The relevant variables for this analysis are:
Grade: The grade level of students (9th, 10th, 11th, or 12th).
Chronically Absent Percentage: The percentage of students who were chronically absent for each cohort.
A beta regression will be used to analyze this data because the dependent variable, the proportion of chronically absent students, is continuous.
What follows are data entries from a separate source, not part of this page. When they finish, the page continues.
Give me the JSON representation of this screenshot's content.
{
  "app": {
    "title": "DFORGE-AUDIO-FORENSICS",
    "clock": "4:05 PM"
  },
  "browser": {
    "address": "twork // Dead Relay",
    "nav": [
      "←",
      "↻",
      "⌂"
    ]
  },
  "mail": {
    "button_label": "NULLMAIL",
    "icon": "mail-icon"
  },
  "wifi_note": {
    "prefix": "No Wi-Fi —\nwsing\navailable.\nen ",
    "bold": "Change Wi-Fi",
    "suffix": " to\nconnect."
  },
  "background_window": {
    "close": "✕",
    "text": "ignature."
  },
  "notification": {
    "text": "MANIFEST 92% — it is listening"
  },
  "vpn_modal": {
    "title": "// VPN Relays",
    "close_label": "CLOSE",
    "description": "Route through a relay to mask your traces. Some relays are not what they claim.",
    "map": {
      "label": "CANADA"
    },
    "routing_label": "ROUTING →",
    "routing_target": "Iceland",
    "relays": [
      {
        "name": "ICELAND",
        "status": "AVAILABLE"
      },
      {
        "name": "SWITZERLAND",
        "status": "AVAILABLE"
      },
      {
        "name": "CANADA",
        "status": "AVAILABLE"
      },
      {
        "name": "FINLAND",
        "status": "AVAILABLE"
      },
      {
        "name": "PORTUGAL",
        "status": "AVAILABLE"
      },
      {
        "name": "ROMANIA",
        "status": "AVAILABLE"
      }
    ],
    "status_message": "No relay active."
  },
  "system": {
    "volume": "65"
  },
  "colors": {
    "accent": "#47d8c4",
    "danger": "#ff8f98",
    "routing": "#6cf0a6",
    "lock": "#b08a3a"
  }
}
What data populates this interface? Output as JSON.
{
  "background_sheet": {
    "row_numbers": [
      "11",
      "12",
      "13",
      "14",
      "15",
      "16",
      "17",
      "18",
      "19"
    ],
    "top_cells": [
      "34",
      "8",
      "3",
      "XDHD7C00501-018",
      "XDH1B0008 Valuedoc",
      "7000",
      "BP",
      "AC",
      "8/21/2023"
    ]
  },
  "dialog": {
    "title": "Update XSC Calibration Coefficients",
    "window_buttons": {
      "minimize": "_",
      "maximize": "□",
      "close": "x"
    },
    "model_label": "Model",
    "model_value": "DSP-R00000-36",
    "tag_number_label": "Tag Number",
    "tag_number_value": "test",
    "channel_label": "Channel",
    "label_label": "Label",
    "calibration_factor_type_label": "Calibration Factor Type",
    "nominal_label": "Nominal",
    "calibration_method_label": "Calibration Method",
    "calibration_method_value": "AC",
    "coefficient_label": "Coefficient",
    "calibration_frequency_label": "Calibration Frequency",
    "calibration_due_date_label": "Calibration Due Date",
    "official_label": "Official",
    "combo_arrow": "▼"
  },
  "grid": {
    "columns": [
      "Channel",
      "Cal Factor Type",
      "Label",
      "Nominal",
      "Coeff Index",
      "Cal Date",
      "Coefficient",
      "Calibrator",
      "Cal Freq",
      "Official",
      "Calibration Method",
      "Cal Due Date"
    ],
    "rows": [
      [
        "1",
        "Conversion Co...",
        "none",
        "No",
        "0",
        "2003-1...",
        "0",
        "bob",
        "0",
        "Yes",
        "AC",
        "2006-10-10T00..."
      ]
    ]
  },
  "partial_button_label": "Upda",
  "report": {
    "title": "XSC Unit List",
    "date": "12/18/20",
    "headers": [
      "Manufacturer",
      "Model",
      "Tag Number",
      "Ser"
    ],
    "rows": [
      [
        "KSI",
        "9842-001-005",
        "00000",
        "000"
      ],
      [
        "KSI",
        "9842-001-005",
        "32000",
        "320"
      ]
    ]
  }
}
Since this proportion is constrained within the open interval (0, 1), a beta regression is an appropriate method for modeling the relationship.
# Importing the data
DATA <- read_csv("2013-2019_Attendance_Results_-_School_20250330.csv", show_col_types = FALSE)
# Looking at the data
data("DATA")
dplyr::glimpse(DATA)
## Rows: 824,146
## Columns: 13
## $ DBN <chr> "01M015", "01M015", "01M015", "01M015"…
## $ `School Name` <chr> "P.S. 015 Roberto Clemente", "P.S. 015…
## $ Grade <chr> "All Grades", "All Grades", "All Grade…
## $ Year <chr> "2013-14", "2014-15", "2015-16", "2016…
## $ `Demographic Category` <chr> "All Students", "All Students", "All S…
## $ `Demographic Variable` <chr> "All Students", "All Students", "All S…
## $ `# Total Days` <dbl> 34803, 33455, 29840, 30601, 33264, 308…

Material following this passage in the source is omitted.